Il quadro macroeconomico è ambivalente. L’economia mondiale ha mantenuto nel 2025 una crescita del 3,4%, sostenuta anche dagli investimenti collegati all’AI; l’area euro è cresciuta dell’1,4%. L’Italia, pur avendo aumentato il PIL di oltre il 6% dal 2019, nel 2025 si è fermata allo 0,5%, sotto la media europea. La debolezza deriva dal rallentamento tedesco e dalle tensioni commerciali.
Il nodo centrale è la produttività. Panetta lega la capacità di crescita non a stimoli temporanei, ma a capitale umano, innovazione e qualità degli investimenti. La quota di imprese che utilizza l’AI è salita al 30%, ma solo il 5% ne fa un uso intensivo. Il rischio è che l’Italia ripeta il ritardo accumulato nelle tecnologie digitali, trasformando una leva di modernizzazione in un ulteriore divario competitivo.
Il sistema bancario appare solido: redditività e patrimonializzazione restano elevate. Tuttavia il credito richiede selezione più rigorosa. I prestiti assistiti da garanzie pubbliche superano ancora un quinto degli impieghi alle imprese, livello triplo rispetto agli altri grandi Paesi europei. Lo strumento resta utile nelle crisi, ma in condizioni ordinarie può indebolire il merito creditizio e alterare l’allocazione delle risorse.
La parte più prospettica riguarda il rapporto tra innovazione e coesione sociale. La digitalizzazione dei servizi finanziari può aumentare efficienza e qualità del rapporto con la clientela, ma accresce i rischi di esclusione e frode per i soggetti meno alfabetizzati.
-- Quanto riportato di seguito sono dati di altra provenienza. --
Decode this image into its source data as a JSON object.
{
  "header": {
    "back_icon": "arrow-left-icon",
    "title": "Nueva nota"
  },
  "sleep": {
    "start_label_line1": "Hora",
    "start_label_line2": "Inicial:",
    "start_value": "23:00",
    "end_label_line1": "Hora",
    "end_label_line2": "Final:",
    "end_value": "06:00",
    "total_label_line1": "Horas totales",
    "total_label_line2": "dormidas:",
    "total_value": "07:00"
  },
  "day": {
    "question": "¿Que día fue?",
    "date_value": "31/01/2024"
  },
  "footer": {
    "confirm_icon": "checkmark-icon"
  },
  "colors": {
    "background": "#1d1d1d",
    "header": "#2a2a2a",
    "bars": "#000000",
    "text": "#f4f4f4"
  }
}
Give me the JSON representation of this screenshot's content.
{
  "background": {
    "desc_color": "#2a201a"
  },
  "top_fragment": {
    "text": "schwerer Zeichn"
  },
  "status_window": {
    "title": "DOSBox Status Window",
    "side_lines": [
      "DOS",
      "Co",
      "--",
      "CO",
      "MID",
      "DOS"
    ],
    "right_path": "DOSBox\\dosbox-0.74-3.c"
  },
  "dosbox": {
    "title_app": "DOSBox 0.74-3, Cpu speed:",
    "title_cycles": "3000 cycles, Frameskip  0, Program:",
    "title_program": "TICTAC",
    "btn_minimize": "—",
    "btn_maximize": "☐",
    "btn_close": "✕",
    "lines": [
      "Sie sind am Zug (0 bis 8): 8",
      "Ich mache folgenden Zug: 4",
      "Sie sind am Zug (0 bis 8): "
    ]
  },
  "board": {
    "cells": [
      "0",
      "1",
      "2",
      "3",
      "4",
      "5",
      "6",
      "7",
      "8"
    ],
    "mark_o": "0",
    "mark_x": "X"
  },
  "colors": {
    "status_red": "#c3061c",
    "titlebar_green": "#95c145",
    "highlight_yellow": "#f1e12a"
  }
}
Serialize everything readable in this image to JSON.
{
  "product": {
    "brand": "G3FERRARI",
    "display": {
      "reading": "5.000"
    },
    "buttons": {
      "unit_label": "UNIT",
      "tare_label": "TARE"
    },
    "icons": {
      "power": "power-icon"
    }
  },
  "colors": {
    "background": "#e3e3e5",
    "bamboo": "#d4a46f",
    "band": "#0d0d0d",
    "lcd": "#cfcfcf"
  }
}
Gli incidenti che hanno coinvolto intermediari italiani sono aumentati dell’80% nel triennio 2023-2025; quelli cibernetici sono raddoppiati. Per questo la vigilanza deve essere tecnologica, organizzativa e culturale.
La lettura complessiva è che la stabilità non basta più. L’Italia dispone di banche solide, finanza pubblica più credibile e investimenti PNRR rilevanti; senza aumento della produttività, capitale di rischio e competenze digitali, però, la crescita resterà ancora fragile e lenta.